The first observation of the beta-layering phenomenon showed that it was possible to fabricate inertial confinement fusion (ICF) targets having an outer ablating shell surrounding a symmetric solid layer of DT fusion fuel. The sensitivity of fusion yield to the internal DT ice roughness is a function of many factors, one of which is the relatively low density of solid DT (0.25 g/cm3), leading to a high Atwood number for the ablator/fuel interface. This is one of the issues that has led us to consider other DT-based fuels having higher densities than pure DT but still capable of being automatically redistributed into a uniform layer by beta-layering.

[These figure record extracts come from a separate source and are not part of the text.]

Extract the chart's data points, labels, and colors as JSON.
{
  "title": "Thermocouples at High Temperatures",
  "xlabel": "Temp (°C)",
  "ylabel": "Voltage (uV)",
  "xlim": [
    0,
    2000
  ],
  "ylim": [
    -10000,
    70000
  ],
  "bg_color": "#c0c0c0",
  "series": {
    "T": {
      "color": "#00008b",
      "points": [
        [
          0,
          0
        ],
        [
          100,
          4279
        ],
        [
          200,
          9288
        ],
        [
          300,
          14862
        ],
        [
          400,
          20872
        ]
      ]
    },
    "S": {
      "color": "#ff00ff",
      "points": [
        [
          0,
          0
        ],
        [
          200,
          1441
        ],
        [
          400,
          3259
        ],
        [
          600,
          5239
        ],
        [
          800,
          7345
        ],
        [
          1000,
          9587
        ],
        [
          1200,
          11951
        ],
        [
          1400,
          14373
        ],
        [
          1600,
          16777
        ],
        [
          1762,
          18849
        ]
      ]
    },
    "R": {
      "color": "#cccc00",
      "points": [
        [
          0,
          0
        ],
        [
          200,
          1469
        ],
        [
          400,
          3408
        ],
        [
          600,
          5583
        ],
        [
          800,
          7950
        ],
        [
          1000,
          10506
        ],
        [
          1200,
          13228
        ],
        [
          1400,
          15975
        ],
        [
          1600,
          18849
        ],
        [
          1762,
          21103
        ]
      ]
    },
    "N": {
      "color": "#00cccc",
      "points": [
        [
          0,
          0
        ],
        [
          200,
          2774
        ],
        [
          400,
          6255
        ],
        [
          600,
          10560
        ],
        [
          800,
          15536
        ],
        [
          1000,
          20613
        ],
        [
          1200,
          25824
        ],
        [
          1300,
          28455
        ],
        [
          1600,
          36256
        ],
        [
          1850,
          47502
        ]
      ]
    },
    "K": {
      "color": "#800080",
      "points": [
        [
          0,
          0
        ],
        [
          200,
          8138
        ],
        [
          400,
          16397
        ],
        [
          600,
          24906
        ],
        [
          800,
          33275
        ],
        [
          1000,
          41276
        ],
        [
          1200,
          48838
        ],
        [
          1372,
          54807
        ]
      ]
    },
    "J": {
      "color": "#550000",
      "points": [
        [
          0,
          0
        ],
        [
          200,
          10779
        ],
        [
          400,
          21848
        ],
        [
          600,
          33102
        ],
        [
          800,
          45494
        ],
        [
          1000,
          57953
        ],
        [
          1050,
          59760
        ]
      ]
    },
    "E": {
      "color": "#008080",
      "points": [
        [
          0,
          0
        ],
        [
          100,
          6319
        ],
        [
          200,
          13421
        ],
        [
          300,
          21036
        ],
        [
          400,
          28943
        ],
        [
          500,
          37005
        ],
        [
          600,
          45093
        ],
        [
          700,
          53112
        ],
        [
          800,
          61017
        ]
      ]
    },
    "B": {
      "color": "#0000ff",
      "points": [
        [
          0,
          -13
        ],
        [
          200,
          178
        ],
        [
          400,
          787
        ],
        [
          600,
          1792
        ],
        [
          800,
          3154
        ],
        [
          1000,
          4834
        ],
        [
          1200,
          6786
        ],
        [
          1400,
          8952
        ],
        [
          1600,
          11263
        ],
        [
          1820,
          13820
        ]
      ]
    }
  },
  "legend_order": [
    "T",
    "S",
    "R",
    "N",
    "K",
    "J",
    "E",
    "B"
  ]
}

The two principle conditions for beta-layering redistribution, self-heating and a moderately high vapor pressure, can be found in only a few other systems. But by concentrating on hydrides of elements in the second row of the periodic chart, we can find materials which should beta-layer and which might be good candidates for fusion fuel. We exclude lithium hydride and beryllium hydride, because these materials are solids at room temperature where an automatic redistribution technique such as beta-layering would not be necessary. Therefore we begin with boron and consider the following materials:

  • diborane: B2(DT)3 (or B2D3T3),
  • methane: C(DT)2 (or CD2T2),
  • ammonia: N(DT)3/2 (i.e., 0.5·NDT2 + 0.5·ND2T),
  • water: DT0, and
  • hydrofluoric acid: (DT)1/2F (i.e., 0.5·kDF + 0.5·TF).